Deming Still the King

Editor's note: In anticipation of our 25th anniversary issue, one reader writes:

During the 1990s and continuing through today, I think the most important theories that have had the greatest effect on the quality industry came from and still come from W. Edwards Deming's system of profound knowledge. Deming did not create a methodology like ISO 9001, Six Sigma or lean. What he did was more important and has formed the basis for those and other quality methodologies that followed.

In the year 2016, practitioners may no longer attribute those theories to Deming, but I believe that they will continue to be the foundation of future successes in the field of quality improvement. Can you imagine a quality methodology that does not rely on the interactions of a system? Can you imagine learning and improving using collected data if you do not understand variation? Can we really motivate people with a carrot and a stick, and have them be creative, entrepreneurial and trusting of their organization?

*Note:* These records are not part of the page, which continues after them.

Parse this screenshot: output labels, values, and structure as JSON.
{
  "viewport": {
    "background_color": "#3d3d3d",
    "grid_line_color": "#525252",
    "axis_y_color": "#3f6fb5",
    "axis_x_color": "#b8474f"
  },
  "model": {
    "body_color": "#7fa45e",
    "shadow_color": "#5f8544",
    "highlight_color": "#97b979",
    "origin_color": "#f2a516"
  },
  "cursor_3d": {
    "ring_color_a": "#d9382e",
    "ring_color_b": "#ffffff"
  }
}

I look forward to new ideas and new methodologies in the future, and I believe that Deming's foundational theories will continue to be important if our goal in quality is not only to improve products and services for our customers, but also to continue to improve the world for all of us.

--Adrian Bass

 

Applying Old Wisdom

Excellent article ("Management and the Bhagavad Gita," M. P. Bhattathiri, www.qualitydigest.com/qualityinsider). I have long held that the best wisdom is the oldest, and that people discount it because it is old, thinking that something new must be better. If they would only apply the wisdom as it was intended, there would be no need to look for "new" wisdom.

--Roy Green


These same principles are found in the Bible, and I don't see you publishing an article about what the Bible says about vision, leadership, motivation, excellence in work, goal achievement, meaningful work, decision making and planning.

--Frances Shaw


Although I respect Mr. Bhattathiri's desire to help people succeed and his devotion to help integrate the material and the spiritual, I believe that a more robust exposure to the spiritual underpinnings of the West may help our cause in engaging a balanced approach to continuous improvement in both the East and the West.

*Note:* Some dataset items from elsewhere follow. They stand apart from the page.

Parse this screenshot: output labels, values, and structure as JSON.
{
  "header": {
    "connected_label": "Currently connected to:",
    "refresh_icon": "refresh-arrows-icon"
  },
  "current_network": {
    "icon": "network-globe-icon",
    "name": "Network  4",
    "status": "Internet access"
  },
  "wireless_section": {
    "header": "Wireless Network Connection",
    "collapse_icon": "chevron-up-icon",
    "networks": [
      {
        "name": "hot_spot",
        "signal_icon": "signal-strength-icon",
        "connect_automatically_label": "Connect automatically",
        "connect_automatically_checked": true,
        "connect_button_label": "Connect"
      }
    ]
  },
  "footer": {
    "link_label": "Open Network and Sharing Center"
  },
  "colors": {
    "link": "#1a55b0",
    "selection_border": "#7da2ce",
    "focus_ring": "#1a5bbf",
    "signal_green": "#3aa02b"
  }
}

As a long-term student and participant of both Eastern and Western spiritual and business cultures, I find that the best opportunity for success lies in understanding the spiritual or philosophical and belief drivers of a specific culture, and applying that knowledge to create a balanced approach to business, social and personal success.

--Michael Rall

 

Seven Deadly Sins

"Why Deming Was Such a Curmudgeon" (Davis Balestracci, "Real World SPC," October 2006) was a great analysis of how most high-level managers think today. It seems that in many companies it is not appropriate to statistically analyze or question decisions. We work with the Software Engineering Institute's capability maturity model integration (CMMI), which has at the organizational level a process area dedicated to decision analysis. This evokes all kinds of difficulties in most organizations since their upper management is not willing to review and analyze why decisions were right or wrong. How can we ever know if we made the best and right decisions if we don't analyze them and determine the root cause of quality issues?

--Gail Borotto

 

Quashing Motivation

I've just finished reading H. James Harrington's "Inspiring Motivation" ("Performance Improvement," September 2006). I agree that the six needs for individuals are important, but they are only partially responsible for motivation. There is one factor that will cancel or reduce the effect of the six needs being met in a corporate environment. That factor is management's failure to meet the expectations that it has created or communicated to the workforce.

--Kay Sever

 

Stinky-Fish Thinking

The article "Can Lean Save the Automotive Industry?" ("News Digest," September 2006) was informative and useful, but the headline is absurd. The automotive industry cannot be saved by methods deployed at the mid-management to front-line level anymore than the Titanic could have been saved by its passengers. A fish stinks at the head. When senior executives and board members get serious about becoming competitive by treating their employees and suppliers as partners and focusing on customers, they will have a chance. Donald Peterson proved this when, with the help of Deming, he saved Ford in 1981. In spite of the record profits and quality (measured in defects per 100 vehicles) that caught up with Toyota and Honda, he was soon pushed out by greed for short-term performance.